Die Kunst des Schenkens

 
von Evangelischer Pressedienst

Julia Schnizlein über ein schwieriges Unterfangen

In zehn Tagen ist Weihnachten und nicht wenige geraten langsam in Panik. Viele hetzen durch Einkaufsstraßen oder scrollen durch Online-Shops, auf der Suche nach dem „richtigen“ Geschenk. Kaum etwas ist so alltäglich und oft auch so schwierig wie Schenken. Denn wer schenkt, erwartet meist etwas zurück – sei das Dank, Nähe, Anerkennung oder zumindest das gute Gefühl, einem anderen eine Freude gemacht zu haben. Ökonomen behaupten sogar, es gäbe keine uneigennützigen Geschenke.

Schon in der Bibel wird viel geschenkt – und selten ohne Hintergedanken. Jakob etwa, der nach Jahren der Flucht seinem Bruder Esau wiederbegegnet. Um dessen Zorn zu besänftigen, schickt er ihm ganze Herden von Schafen, Ziegen und Kamelen entgegen. Kein Geschenk aus Großmut, sondern aus Angst. Seine Gaben sollen versöhnen, nicht erfreuen. Oder König Saul, der dem jungen David vor dem Kampf gegen Goliath seine eigene Rüstung schenkt – viel zu groß, viel zu schwer, unpassend. Ein Geschenk, das mehr mit Kontrolle als mit Wertschätzung zu tun hat. Saul will, dass David kämpft, wie er es für richtig hält. Aber David legt die Rüstung ab – und besiegt den Riesen mit einer Steinschleuder.

Schenken kann fesseln, verpflichten, Erwartungen wecken. Manche Geschenke erzählen mehr vom Selbstbild der Schenkenden als von den Beschenkten: ein Parfum, das man nie tragen würde, ein Küchengerät, das man nicht braucht, ein monströses Bild für eine winzige Wohnung. Und doch steckt selbst hinter solchen Geschenk-Flops oft ein ehrlicher Wunsch: gesehen zu werden und in Beziehung zu treten.

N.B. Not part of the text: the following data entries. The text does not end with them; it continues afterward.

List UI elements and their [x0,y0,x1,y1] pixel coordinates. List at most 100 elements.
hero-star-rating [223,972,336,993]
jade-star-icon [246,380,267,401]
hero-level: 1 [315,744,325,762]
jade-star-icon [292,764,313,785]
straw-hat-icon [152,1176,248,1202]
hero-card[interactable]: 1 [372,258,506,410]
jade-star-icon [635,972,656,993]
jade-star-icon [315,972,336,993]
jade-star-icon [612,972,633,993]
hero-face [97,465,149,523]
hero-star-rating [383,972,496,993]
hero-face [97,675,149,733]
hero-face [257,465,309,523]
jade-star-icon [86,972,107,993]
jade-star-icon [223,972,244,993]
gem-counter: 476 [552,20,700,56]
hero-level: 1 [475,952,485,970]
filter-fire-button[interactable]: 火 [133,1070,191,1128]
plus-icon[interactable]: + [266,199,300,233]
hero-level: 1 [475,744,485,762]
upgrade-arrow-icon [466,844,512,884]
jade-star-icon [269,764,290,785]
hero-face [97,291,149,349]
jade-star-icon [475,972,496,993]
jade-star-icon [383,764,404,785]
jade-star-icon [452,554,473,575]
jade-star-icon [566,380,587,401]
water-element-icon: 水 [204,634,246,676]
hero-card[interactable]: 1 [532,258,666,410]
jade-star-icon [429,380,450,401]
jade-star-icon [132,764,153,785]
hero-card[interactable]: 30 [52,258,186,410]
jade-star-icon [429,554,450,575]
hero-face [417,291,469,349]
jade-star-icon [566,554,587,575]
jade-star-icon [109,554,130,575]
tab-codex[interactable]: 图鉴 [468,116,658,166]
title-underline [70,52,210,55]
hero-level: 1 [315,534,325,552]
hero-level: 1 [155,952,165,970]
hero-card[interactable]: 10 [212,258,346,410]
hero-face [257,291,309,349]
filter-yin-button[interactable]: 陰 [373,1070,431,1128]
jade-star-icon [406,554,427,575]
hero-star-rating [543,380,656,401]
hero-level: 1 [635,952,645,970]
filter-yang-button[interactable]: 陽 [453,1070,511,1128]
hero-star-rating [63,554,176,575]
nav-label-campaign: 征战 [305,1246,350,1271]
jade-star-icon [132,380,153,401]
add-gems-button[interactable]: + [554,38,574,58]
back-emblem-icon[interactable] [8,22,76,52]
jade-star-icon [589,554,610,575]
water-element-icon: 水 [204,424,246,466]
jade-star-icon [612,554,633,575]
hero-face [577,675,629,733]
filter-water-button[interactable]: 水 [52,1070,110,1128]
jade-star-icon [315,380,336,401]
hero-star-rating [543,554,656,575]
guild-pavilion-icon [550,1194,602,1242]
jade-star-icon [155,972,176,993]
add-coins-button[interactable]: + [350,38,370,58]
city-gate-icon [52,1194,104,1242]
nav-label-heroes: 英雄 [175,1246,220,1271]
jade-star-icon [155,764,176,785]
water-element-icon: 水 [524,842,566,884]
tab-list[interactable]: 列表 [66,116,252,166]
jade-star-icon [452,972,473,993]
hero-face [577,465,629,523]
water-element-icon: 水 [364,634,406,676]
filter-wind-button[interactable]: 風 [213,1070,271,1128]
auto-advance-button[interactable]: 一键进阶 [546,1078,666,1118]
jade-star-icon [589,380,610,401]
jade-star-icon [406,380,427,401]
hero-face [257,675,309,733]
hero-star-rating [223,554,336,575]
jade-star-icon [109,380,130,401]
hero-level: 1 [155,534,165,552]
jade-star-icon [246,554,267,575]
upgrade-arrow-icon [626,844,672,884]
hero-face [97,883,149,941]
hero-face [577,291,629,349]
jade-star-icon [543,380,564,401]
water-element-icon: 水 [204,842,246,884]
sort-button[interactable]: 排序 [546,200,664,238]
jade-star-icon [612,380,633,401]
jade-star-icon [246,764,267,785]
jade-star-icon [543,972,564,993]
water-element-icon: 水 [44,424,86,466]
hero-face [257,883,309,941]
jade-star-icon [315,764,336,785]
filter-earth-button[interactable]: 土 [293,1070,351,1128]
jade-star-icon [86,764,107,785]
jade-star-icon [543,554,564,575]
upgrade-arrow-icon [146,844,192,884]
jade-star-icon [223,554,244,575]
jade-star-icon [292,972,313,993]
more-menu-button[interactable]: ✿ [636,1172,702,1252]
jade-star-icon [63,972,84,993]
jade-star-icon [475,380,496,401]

Fragt man Menschen nach den schönsten Geschenken ihres Lebens, erzählen sie selten von teuren Dingen. Es sind die kleinen, liebevollen Gesten, die in Erinnerung bleiben: eine Thermoskanne Tee vor der Wohnungstür nach einer Nacht im Krankenhaus. Ein Fotoalbum voller Erinnerungen, die man selbst vergessen hätte. Die Kassette, auf der Oma früher Geschichten vorgelesen hat – jemand hat sie aufbewahrt und plötzlich wird wieder ein Stück Kindheit hörbar. Oft sind es geschenkte Zeit und gemeinsame Erlebnisse, die bleibende Eindrücke hinterlassen: ein gemeinsamer Konzertbesuch, ein Ausflug, eine kurze Reise. Oder einfach das reparierte Fahrrad, die geflickte Jacke, das neu angenähte Teddyohr – alles Zeichen von Zuwendung und Hingabe.

Schenken ist eine Kunst, aber Empfangen nicht minder. Viele von uns wiegeln ab: „Das wäre doch nicht nötig gewesen.“ „Ach nein, wirklich, ich brauche doch nichts …“. Vielleicht aus Bescheidenheit, oft aber aus Unsicherheit. Denn wer annimmt, macht sich verletzlich. Kinder können das noch: Sie nehmen ein Geschenk einfach an. Keine Gegenrechnung, kein schlechtes Gewissen. Sie staunen. Vielleicht ist das die eigentliche Meisterschaft des Empfangens.

Der Grund des Weihnachtsfestes liegt jedenfalls in einem Geschenk, das frei von Berechnung ist. Gott schenkt sich selbst. Er tritt als Kind in Beziehung zu uns – wehrlos, bedürftig, offen. Der Gott in der Krippe zeigt keine Großzügigkeit von oben herab, sondern eine Liebe, die unten beginnt: im Empfangen, im Angenommensein. Er verteilt nicht, sondern empfängt; er zeigt, dass Liebe keine Preisschilder braucht und führt uns am eigenen Leib vor, dass wir geliebt werden, bevor wir irgendetwas zurückgeben können.

Vielleicht ist das die große Einladung dieses Festes: die Hände einen Moment zu öffnen – im Geben wie im Nehmen – und zu spüren, wie wenig es braucht, damit zwischen zwei Menschen etwas Heiliges entsteht.